KITA chairman slams gov’t plans to raise taxes
In a speech at the 91st KITA CEO Breakfast Party held by the organization on Wednesday at Coex Inter-Continental Hotel in Samseong-dong, southern Seoul, the 65-year-old criticized the government’s economic reforms including tax hikes, increased welfare and policies led by Finance Minister Choi Kyung-hwan.
“The government says it wants to increase tax rates in order to provide more money for welfare programs, but I doubt whether tax revenues will increase like it intends,” said Han, who was the finance minister in 2005. “What we really need to know is that even if the government raises rates on value-added tax, its tax base will narrow if the economy shrinks.
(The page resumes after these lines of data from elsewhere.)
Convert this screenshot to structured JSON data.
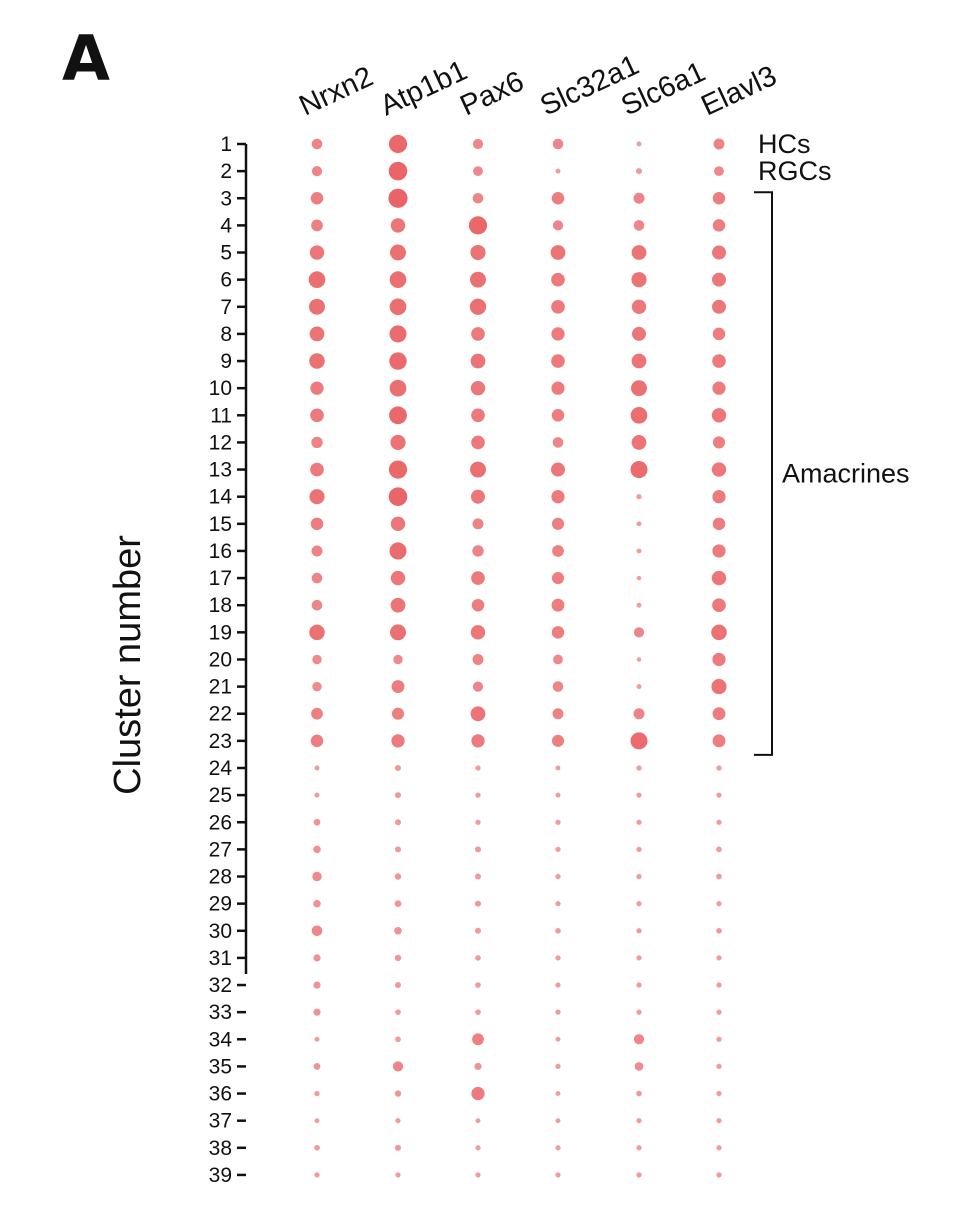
{
  "panel_label": "A",
  "chart_data": {
    "type": "scatter",
    "ylabel": "Cluster number",
    "genes": [
      "Nrxn2",
      "Atp1b1",
      "Pax6",
      "Slc32a1",
      "Slc6a1",
      "Elavl3"
    ],
    "clusters": [
      1,
      2,
      3,
      4,
      5,
      6,
      7,
      8,
      9,
      10,
      11,
      12,
      13,
      14,
      15,
      16,
      17,
      18,
      19,
      20,
      21,
      22,
      23,
      24,
      25,
      26,
      27,
      28,
      29,
      30,
      31,
      32,
      33,
      34,
      35,
      36,
      37,
      38,
      39
    ],
    "group_annotations": [
      {
        "label": "HCs",
        "clusters": [
          1
        ]
      },
      {
        "label": "RGCs",
        "clusters": [
          2
        ]
      },
      {
        "label": "Amacrines",
        "clusters": [
          3,
          23
        ]
      }
    ],
    "color": "#e8585b",
    "dot_size_scale": "relative expression, 0–1",
    "values": [
      [
        0.4,
        0.8,
        0.38,
        0.4,
        0.1,
        0.42
      ],
      [
        0.38,
        0.82,
        0.36,
        0.1,
        0.16,
        0.36
      ],
      [
        0.5,
        0.85,
        0.4,
        0.5,
        0.42,
        0.5
      ],
      [
        0.46,
        0.6,
        0.8,
        0.38,
        0.4,
        0.5
      ],
      [
        0.6,
        0.68,
        0.64,
        0.62,
        0.62,
        0.58
      ],
      [
        0.72,
        0.72,
        0.68,
        0.56,
        0.64,
        0.58
      ],
      [
        0.68,
        0.72,
        0.7,
        0.56,
        0.6,
        0.58
      ],
      [
        0.62,
        0.74,
        0.56,
        0.54,
        0.58,
        0.5
      ],
      [
        0.66,
        0.76,
        0.62,
        0.56,
        0.62,
        0.56
      ],
      [
        0.54,
        0.72,
        0.6,
        0.54,
        0.68,
        0.54
      ],
      [
        0.56,
        0.78,
        0.56,
        0.5,
        0.72,
        0.6
      ],
      [
        0.44,
        0.64,
        0.56,
        0.4,
        0.62,
        0.48
      ],
      [
        0.56,
        0.8,
        0.68,
        0.58,
        0.74,
        0.6
      ],
      [
        0.64,
        0.82,
        0.58,
        0.54,
        0.12,
        0.54
      ],
      [
        0.5,
        0.6,
        0.42,
        0.48,
        0.1,
        0.5
      ],
      [
        0.42,
        0.74,
        0.44,
        0.46,
        0.1,
        0.54
      ],
      [
        0.4,
        0.6,
        0.56,
        0.48,
        0.08,
        0.6
      ],
      [
        0.4,
        0.62,
        0.5,
        0.52,
        0.1,
        0.56
      ],
      [
        0.66,
        0.68,
        0.6,
        0.5,
        0.38,
        0.66
      ],
      [
        0.34,
        0.34,
        0.42,
        0.36,
        0.08,
        0.54
      ],
      [
        0.34,
        0.52,
        0.38,
        0.4,
        0.1,
        0.64
      ],
      [
        0.46,
        0.48,
        0.62,
        0.42,
        0.42,
        0.52
      ],
      [
        0.5,
        0.54,
        0.54,
        0.48,
        0.74,
        0.52
      ],
      [
        0.1,
        0.16,
        0.12,
        0.1,
        0.12,
        0.12
      ],
      [
        0.1,
        0.16,
        0.12,
        0.1,
        0.12,
        0.12
      ],
      [
        0.2,
        0.16,
        0.12,
        0.12,
        0.12,
        0.12
      ],
      [
        0.24,
        0.16,
        0.16,
        0.12,
        0.12,
        0.14
      ],
      [
        0.34,
        0.18,
        0.16,
        0.12,
        0.12,
        0.14
      ],
      [
        0.24,
        0.2,
        0.16,
        0.12,
        0.12,
        0.12
      ],
      [
        0.4,
        0.24,
        0.16,
        0.14,
        0.12,
        0.14
      ],
      [
        0.22,
        0.18,
        0.14,
        0.12,
        0.12,
        0.12
      ],
      [
        0.22,
        0.16,
        0.14,
        0.12,
        0.12,
        0.12
      ],
      [
        0.22,
        0.14,
        0.14,
        0.12,
        0.12,
        0.12
      ],
      [
        0.1,
        0.14,
        0.46,
        0.1,
        0.38,
        0.12
      ],
      [
        0.2,
        0.38,
        0.22,
        0.12,
        0.3,
        0.12
      ],
      [
        0.12,
        0.18,
        0.54,
        0.1,
        0.14,
        0.12
      ],
      [
        0.1,
        0.12,
        0.1,
        0.1,
        0.12,
        0.12
      ],
      [
        0.14,
        0.16,
        0.12,
        0.12,
        0.12,
        0.12
      ],
      [
        0.12,
        0.12,
        0.12,
        0.12,
        0.12,
        0.12
      ]
    ]
  }
}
What the government should do is reduce the number of people who aren’t paying taxes.”
Han added that raising taxes in order to fund a series of welfare programs including free day care and school lunches might actually bring in less tax revenue.
“Those welfare programs can operate properly when the government has plenty of money,” Han said. “The government should instead focus on improving the country’s financial stability because it directly impacts the nation’s sovereign ratings.”
Han then suggested that the government adopt a single tax system, which applies the same tax rate in all categories. “Hungary applied a 16.5 percent rate on income and corporate taxes 10 years ago and it added 8 million more taxpayers,” he said. “It must be hard to adopt such a system immediately, but I think this is the type of structural reform that the nation can agree to.”
He said that with a single tax system, the government would not have to change its policy regarding collections, for instance, the year-end tax settlement. The new settlement system this year has meant that many salaried workers, particularly in lower-income brackets, have to pay more taxes. In previous years, middle-class employees received tax refunds in the settlement process that were large enough to be called a “13th-month bonus.” Many ordinary office workers expect the refund every year.
KITA’s chairman also urged the government to accept the Trans-Pacific Partnership (TPP), a multilateral FTA led by the United States, as soon as possible.
“Korea should expand mega FTAs in order to boost its economy,” Han said. “This year, the global economy is fearing slow growth and Korea’s major trade partners’ economic forecast isn’t very positive due to certain conditions, like the possibility that the U.S. might increase its key interest rate and the Chinese economy might grow slower than expected. The weak [Japanese] yen might continue this year as well.”
Han added, “We need to accede to the TPP as soon as possible. It would bring a much bigger and positive economic impact - expanding exports for intermediate goods, for instance - than a single FTA. It might also give the country the similar effects of making an FTA with Japan or Mexico.”
The TPP is a multilateral FTA among 12 nations around the Pacific rim, including the United States, Japan, New Zealand, Singapore, Chile, Mexico and Canada. The countries have been working on the FTA since 2010 and it is expected to be finalized by April. If the deal is realized, it will be the world’s largest free economic zone.
Han also said in his speech that the country should stop wasting time unnecessarily arguing over trivial matters. “The nation’s economy needs serious restructuring in order to emerge from the slump and recover global competitiveness,” he said. “In order to do that, we should adjust our economic culture of unnecessary and excessive arguments that make it difficult for the economy to operate efficiently and that lower productivity.”